Los Angeles mayor gives State of the City address

Listen to an audio story by Annenberg Radio News:


image Los Angeles Mayor Antonio Villaraigosa promised to focus on education reform at the annual State of the City address on Wednesday.

“Well, it is true that I don’t have any formal authority over our schools,” Villaraigosa said. “I do have a bully pulpit, and I will continue to use it.”

Villaraigosa called for a shift in the Los Angeles Unified School District. He says school leaders are the most important agent for change and that expiration of union contracts in June could open up a new door.

“With the stars aligned, we have to seize the opportunity,” Villaraigosa said. “Let’s negotiate a new contract that empowers teachers, parents and principals at all schools. Let’s stop dictating at the district level, and let our local schools make the calls on budget, staffing, curriculum, schedule and professional development.”

The mayor also proposed compensating teachers for their proven effectiveness in the classroom.

“We need to create career pathways that reward our most effective teachers,” Villaraigosa said. “We need to reform a broken tenure system and do away with the last hired, first fired seniority system. It’s demoralizing to teachers, and it doesn’t serve our students. We need to create a multiple level evaluation system.”

But Dr. Aissa Riley, a world history teacher at Jefferson High School, opposes the mayor’s proposal.

“What that equates to in our mind is we get rid of the more senior teachers because they get paid a lot more,” Riley said. “So if a teacher’s making $80,000 because they’ve been working here for 20 years, well, we can fire that person and hire two more.”

Dr.

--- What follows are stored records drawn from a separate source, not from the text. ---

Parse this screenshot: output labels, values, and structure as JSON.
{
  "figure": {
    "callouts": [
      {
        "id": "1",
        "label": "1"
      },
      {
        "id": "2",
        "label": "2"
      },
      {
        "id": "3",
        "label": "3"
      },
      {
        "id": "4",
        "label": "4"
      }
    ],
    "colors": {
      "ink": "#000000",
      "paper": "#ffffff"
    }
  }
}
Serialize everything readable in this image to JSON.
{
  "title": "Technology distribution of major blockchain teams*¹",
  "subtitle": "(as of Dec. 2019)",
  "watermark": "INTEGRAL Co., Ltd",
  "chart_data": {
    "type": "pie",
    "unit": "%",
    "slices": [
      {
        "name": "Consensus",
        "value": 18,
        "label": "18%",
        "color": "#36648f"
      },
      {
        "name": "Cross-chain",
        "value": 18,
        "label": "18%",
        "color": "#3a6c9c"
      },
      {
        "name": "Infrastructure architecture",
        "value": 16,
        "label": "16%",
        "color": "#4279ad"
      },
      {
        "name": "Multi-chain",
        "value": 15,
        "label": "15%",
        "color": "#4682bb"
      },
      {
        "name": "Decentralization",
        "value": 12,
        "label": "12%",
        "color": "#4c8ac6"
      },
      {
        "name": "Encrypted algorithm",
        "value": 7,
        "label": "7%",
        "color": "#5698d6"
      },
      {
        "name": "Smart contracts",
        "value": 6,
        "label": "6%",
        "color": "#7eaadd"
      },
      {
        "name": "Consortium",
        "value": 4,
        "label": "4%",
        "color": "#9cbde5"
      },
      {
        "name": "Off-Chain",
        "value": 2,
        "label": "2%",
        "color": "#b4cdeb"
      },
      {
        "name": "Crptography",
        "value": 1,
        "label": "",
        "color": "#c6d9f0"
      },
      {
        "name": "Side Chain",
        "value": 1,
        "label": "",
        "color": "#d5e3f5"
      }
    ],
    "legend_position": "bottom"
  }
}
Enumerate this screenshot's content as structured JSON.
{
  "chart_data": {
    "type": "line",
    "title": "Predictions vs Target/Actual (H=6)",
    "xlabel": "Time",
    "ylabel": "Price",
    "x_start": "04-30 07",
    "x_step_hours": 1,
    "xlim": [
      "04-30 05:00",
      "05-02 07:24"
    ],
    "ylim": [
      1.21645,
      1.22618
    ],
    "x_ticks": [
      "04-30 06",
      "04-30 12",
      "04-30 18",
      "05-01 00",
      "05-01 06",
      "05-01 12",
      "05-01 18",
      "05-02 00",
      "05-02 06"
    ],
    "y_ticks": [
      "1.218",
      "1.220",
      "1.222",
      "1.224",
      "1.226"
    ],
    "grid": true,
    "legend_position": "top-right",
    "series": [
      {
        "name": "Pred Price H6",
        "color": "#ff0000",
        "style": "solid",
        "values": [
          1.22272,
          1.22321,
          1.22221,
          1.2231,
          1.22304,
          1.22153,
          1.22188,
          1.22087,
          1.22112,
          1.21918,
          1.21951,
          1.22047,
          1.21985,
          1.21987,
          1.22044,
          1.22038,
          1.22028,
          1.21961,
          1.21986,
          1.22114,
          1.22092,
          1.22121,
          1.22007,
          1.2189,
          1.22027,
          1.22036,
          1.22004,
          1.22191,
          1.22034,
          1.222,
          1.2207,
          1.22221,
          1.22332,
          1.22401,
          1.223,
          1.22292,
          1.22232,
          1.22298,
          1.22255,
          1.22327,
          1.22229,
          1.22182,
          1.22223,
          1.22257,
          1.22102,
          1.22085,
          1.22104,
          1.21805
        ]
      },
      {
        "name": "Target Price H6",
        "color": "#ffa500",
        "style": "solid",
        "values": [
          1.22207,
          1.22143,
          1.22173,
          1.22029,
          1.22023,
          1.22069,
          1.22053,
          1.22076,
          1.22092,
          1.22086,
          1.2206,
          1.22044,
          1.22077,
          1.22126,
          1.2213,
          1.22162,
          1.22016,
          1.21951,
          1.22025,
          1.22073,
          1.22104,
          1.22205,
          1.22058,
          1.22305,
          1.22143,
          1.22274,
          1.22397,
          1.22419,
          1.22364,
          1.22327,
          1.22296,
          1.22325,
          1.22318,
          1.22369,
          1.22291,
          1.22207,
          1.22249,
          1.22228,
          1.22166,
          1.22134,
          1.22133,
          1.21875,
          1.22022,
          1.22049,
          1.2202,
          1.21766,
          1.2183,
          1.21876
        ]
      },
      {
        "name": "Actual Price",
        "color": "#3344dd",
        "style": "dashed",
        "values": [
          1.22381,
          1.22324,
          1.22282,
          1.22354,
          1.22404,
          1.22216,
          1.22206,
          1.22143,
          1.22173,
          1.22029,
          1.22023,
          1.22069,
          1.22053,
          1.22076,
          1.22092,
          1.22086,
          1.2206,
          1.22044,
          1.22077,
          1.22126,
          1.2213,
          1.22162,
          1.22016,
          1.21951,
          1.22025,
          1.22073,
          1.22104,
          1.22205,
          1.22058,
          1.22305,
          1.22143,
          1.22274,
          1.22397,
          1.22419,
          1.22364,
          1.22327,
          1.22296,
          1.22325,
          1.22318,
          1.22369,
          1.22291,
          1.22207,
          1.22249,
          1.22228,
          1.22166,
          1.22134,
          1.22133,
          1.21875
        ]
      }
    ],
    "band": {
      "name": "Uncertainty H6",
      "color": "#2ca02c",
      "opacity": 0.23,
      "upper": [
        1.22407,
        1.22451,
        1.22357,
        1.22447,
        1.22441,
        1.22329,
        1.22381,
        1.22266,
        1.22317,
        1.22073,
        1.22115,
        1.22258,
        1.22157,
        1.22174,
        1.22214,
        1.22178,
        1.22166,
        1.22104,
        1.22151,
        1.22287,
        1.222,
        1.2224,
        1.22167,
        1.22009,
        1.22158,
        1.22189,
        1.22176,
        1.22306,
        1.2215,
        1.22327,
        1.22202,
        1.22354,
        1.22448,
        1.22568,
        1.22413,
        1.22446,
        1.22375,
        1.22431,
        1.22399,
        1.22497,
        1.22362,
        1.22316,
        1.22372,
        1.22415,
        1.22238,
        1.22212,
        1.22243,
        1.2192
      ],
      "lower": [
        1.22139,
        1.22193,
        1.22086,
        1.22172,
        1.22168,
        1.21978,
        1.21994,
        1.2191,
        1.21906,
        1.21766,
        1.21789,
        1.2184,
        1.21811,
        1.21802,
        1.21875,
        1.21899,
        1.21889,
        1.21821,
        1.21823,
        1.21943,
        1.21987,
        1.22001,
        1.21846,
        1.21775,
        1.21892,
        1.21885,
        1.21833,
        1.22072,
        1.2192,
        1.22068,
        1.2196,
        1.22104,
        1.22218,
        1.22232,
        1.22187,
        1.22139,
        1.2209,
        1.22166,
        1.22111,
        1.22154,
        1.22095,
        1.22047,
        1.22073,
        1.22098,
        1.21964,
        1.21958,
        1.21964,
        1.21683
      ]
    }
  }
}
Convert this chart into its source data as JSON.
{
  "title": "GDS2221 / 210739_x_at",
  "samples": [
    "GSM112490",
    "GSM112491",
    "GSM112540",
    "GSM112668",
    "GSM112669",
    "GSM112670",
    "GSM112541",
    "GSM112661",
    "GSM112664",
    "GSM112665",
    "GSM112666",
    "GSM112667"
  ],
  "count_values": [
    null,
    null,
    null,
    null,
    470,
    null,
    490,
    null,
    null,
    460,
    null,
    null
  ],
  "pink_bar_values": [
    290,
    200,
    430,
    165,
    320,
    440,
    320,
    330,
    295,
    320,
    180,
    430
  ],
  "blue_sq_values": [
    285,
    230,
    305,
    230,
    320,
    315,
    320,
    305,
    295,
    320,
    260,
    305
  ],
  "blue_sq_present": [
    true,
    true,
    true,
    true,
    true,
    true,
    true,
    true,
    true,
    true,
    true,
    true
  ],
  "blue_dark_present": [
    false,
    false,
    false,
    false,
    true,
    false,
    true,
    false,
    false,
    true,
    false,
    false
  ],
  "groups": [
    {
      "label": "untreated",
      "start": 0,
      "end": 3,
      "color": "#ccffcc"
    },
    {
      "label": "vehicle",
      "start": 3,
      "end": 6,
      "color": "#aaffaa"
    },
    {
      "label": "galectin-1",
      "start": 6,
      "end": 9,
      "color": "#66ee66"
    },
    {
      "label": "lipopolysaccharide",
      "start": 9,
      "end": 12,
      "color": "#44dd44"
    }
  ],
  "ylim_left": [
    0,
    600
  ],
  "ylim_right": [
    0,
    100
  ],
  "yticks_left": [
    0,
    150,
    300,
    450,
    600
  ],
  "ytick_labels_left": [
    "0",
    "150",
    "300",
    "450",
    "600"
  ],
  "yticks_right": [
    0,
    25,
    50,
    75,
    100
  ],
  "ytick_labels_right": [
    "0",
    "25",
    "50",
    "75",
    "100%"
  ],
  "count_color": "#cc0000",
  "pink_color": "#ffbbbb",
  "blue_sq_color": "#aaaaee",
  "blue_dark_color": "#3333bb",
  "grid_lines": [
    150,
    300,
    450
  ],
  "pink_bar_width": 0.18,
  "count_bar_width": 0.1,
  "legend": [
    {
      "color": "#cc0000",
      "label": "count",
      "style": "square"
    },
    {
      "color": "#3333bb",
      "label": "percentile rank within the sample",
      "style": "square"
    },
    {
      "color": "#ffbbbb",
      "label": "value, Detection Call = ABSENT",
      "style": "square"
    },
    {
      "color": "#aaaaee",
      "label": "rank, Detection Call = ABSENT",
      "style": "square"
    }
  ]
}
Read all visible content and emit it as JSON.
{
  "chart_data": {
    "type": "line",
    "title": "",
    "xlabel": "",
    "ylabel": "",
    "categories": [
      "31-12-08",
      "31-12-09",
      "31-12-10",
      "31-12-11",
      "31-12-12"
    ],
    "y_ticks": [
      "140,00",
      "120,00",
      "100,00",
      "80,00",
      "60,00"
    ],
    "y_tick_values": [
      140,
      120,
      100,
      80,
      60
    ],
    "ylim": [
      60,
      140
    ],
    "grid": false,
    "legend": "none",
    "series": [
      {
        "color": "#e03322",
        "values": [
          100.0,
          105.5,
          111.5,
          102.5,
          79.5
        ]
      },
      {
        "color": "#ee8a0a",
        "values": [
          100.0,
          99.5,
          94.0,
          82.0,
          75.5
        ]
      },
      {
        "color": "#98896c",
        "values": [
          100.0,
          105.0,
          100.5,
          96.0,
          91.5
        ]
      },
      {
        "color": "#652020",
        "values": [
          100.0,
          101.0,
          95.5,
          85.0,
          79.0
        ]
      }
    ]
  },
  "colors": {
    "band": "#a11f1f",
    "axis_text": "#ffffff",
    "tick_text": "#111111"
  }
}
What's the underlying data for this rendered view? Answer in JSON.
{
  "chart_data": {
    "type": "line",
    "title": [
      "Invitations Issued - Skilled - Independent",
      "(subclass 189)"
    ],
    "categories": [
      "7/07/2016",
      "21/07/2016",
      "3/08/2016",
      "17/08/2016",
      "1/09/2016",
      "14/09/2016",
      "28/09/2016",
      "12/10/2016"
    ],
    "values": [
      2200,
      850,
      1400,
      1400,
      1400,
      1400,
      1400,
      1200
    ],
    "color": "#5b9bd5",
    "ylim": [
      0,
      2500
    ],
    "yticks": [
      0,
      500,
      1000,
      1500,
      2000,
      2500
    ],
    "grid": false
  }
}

Riley also expressed concerns regarding the prospect of more public-private partnerships. She said the private school operators do not accept all students.

“So what happens is when a student isn’t working out at one of their schools, they get sent here (Jefferson),” Riley said. “And we end up having larger class sizes in the middle of the year because all these students are coming mid-year because they’ve been kicked out of their other schools, and it also has a lot of students who if they couldn’t cut it at the other school, now we have to deal with him. Our school somewhat becomes a dumping ground for all these charter schools quote unquote bad kids. And then it lowers the quality of education for other students who we’ve been working with all year long.”

Villaraigosa used the rest of his State of the City speech to address unemployment rates. He noted that unemployment rates in South Los Angeles dropped from last month. He also praised the America Fast Forward plan – a plan that would create 166,000 new jobs in the city.